Amazon goes live with its blockchain managed service
Amazon has announced the general availability its Amazon Managed Blockchain, a fully managed service that makes it easy to create and manage scalable blockchain networks.
Amazon originally announced the blockchain-as-a-service (BaaS) at its AWS re:Invent conference in November, inviting companies to sign up for a pilot of it.
Jeff Barr, chief evangelist at Amazon Web Services, said the offering is now available for production use in the US East (North Virginia) Region.
“You can use it to create scalable blockchain networks that use the Hyperledger Fabric open source framework, with Ethereum in the works,” Barr said in a blog post. “You can create your network in minutes. Once created, you can easily manage and maintain your blockchain network. You can manage certificates, invite new members, and scale out peer node capacity in order to process transactions more quickly.”
Amazon Web Services (AWS) has joined a list of BaaS providers that already includes IBM, HP, Microsoft, Oracle and SAP.

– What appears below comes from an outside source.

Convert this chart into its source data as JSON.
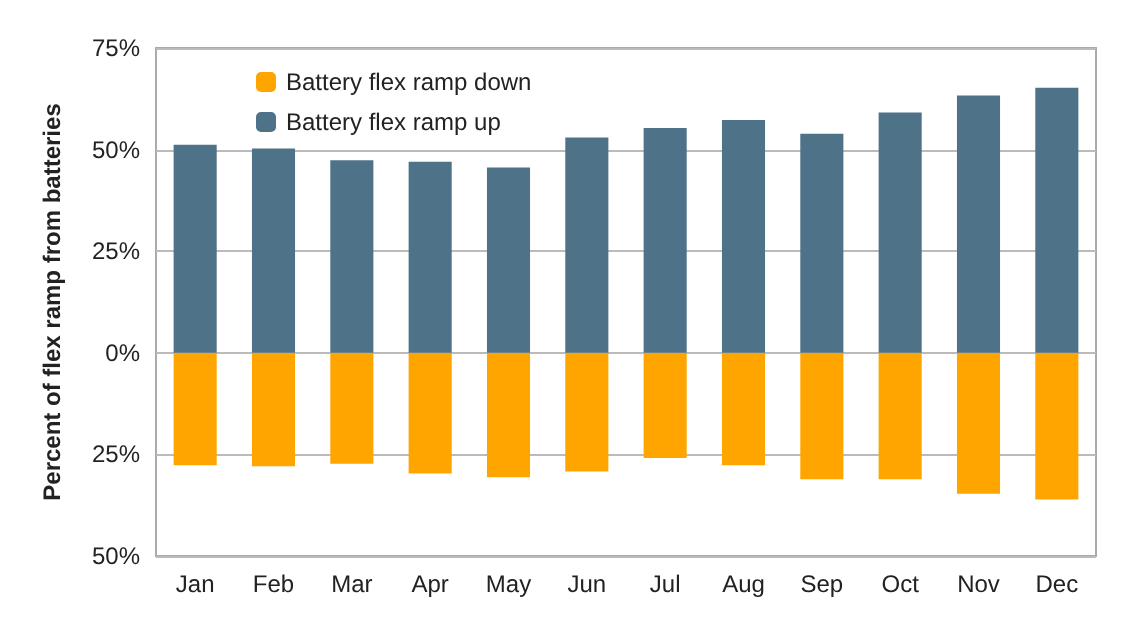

As enterprises look to deploy the online distributed ledger technology, the industry’s largest software and services providers have launched BaaS offerings as a way to allow customers to test the still-emerging technology without the capital costs or risk of deploying it in-house. The BaaS offerings also address a shortage of in-house blockchain developers, who are in hot demand.
While Amazon’s BaaS offering may seem like just another tool in the AWS box, the adoption of BaaS is not going to look or function anything like the adoption of other cloud services, according to Michael Fauscette, chief research officer of G2 Crowd, a business-to-business software review site.
“The use case ideas are really exploding around blockchain in a way that will drive in a wave of adoption that will happen faster than others,” Fauscette said.
In addition to making it easy to set up and manage blockchain networks, Amazon said its BaaS provides simple APIs that allow customers to vote on memberships in their networks and scale up or down more easily.
Amazon Managed Blockchain offers a range of instances with different combinations of compute and memory capacity to give customers the ability to choose the right mix of resources for their blockchain applications. The service secures certificates for access control using AWS Key Management Service technology, eliminating the need for customers to set up their own secure certificate storage.
Armin Nehzat, digital technology manager for Nestlé Oceania, said transparency in supply chains is increasingly important to consumers, who want to know what is in their food and where it comes from.
“While Nestlé has begun to release information on its supply chains for its 15 key commodities, using blockchain technology enables a more precise tracking,” Nahzat said in a statement. “With Amazon Managed Blockchain, we are able to set up our Hyperledger Fabric network and easily invite our partners to collaborate in our supply chain transparency efforts.”